Redmoon Theater was a Chicago based nonprofit theatrical company under the direction of Jim Lasko and Frank Maugeri that specialized in site-specific productions emphasizing visual spectacle. Productions were often outdoors, sometimes ticketed, sometimes freely viewable in public spaces. It is now defunct.
Redmoon Theater was founded in 1990 by puppeteer Blair Thomas and choreographer Lauri Macklin. In 1992, Macklin left and Thomas continued on his own until Jim Lasko joined the theater.
They had indoor theater productions of classic stories like Moby-Dick and Frankenstein, while beginning to explore outdoor spaces. Mr. Thomas left the theater in 1998, leaving it to Jim Lasko. In 2009, Mr. Lasko accepted a one-year appointment to become the Artist in Residence for the City of Chicago. After 13 years of working as an artist and community leader with the organization, Frank Maugeri assumed the role of artistic director. A year later, the duo joined forces to co-lead Redmoon.
The company has created theater productions, community projects and large-scale, site-specific performances, that have been experienced across Chicago from Belmont Harbor and the Jackson Park Lagoon to the façade of the Museum of Contemporary Art. Redmoon has also worked in traditional theater venues from the stage of Harris Theater to Steppenwolf. In addition, the company has produced international projects in the Netherlands, Ireland, France, and Australia.
From 1995 to 2002, Redmoon produced All Hallows' Eve, a ritual performance during Halloween in Chicago's Logan Square neighborhood, that in its final year, brought an audience of over 10,000.
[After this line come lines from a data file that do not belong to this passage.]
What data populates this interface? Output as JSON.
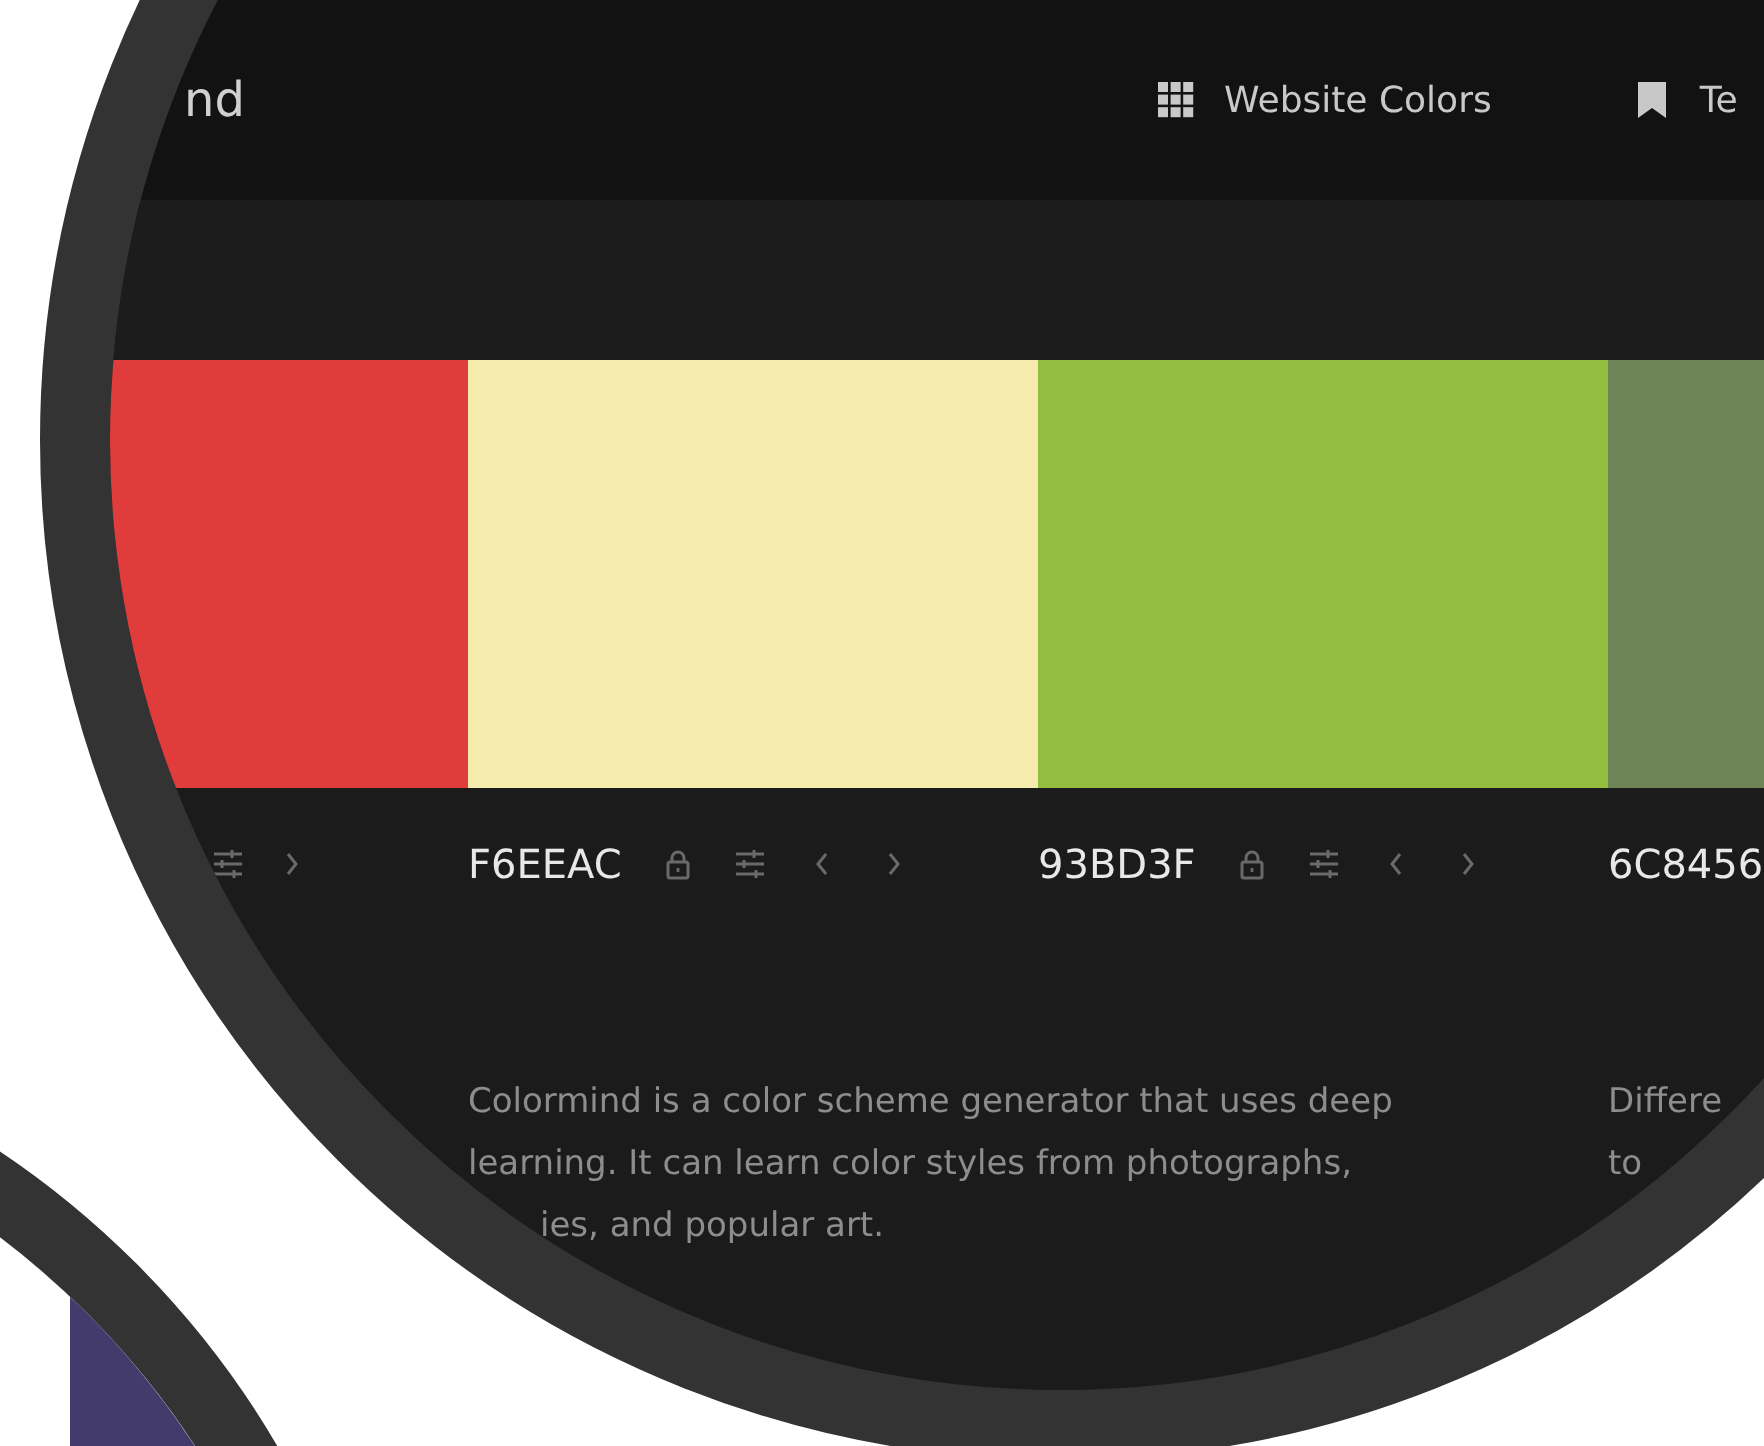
{
  "header": {
    "logo_text": "nd",
    "nav": [
      {
        "kind": "grid",
        "label": "Website Colors"
      },
      {
        "kind": "bookmark",
        "label": "Te"
      }
    ]
  },
  "palette": [
    {
      "color": "#e03c3c"
    },
    {
      "color": "#f4ebac",
      "hex": "F6EEAC"
    },
    {
      "color": "#93bd3f",
      "hex": "93BD3F"
    },
    {
      "color": "#6c8456",
      "hex": "6C8456"
    }
  ],
  "about": {
    "paragraph_lines": [
      "Colormind is a color scheme generator that uses deep",
      "learning. It can learn color styles from photographs,",
      "ies, and popular art."
    ],
    "second_lines": [
      "Differe",
      "to"
    ]
  }
}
In 2007, Redmoon created a large-scale commissioned work for the newly created festival Looptopia, which featured site installations throughout the Loop with a procession down Washington Street in a performance in Daley Plaza for more than 20,000 spectators.
In 2010, co-produced by Redmoon Theater and the Museum of Contemporary Art, Chicago, "The Astronaut's Birthday," a production reminiscent of a graphic novel, was projected onto the west façade of the MCA as audience members watched from the plaza.[1] [2]
With this unique visual language, Redmoon Theater aspired to transform streets and stages into places of public celebration, capable of speaking across cultural, ethnic, and generational boundaries that focuses on contributing to civic well-being and social exchange.
Highly influenced by contemporary art works and ancient theatrical forms, Redmoon Theater created a performance style that is part pageantry, gadgetry, acrobatics, and ephemera.
The company has been hailed by the Chicago Tribune as “impossibly inventive” and “full of visual wit,” and described by the Chicago Sun-Times as “one of the only theaters that can keep a 2-year-old and a 50-year-old equally enchanted and filled with wide-eyed wonder.”[3]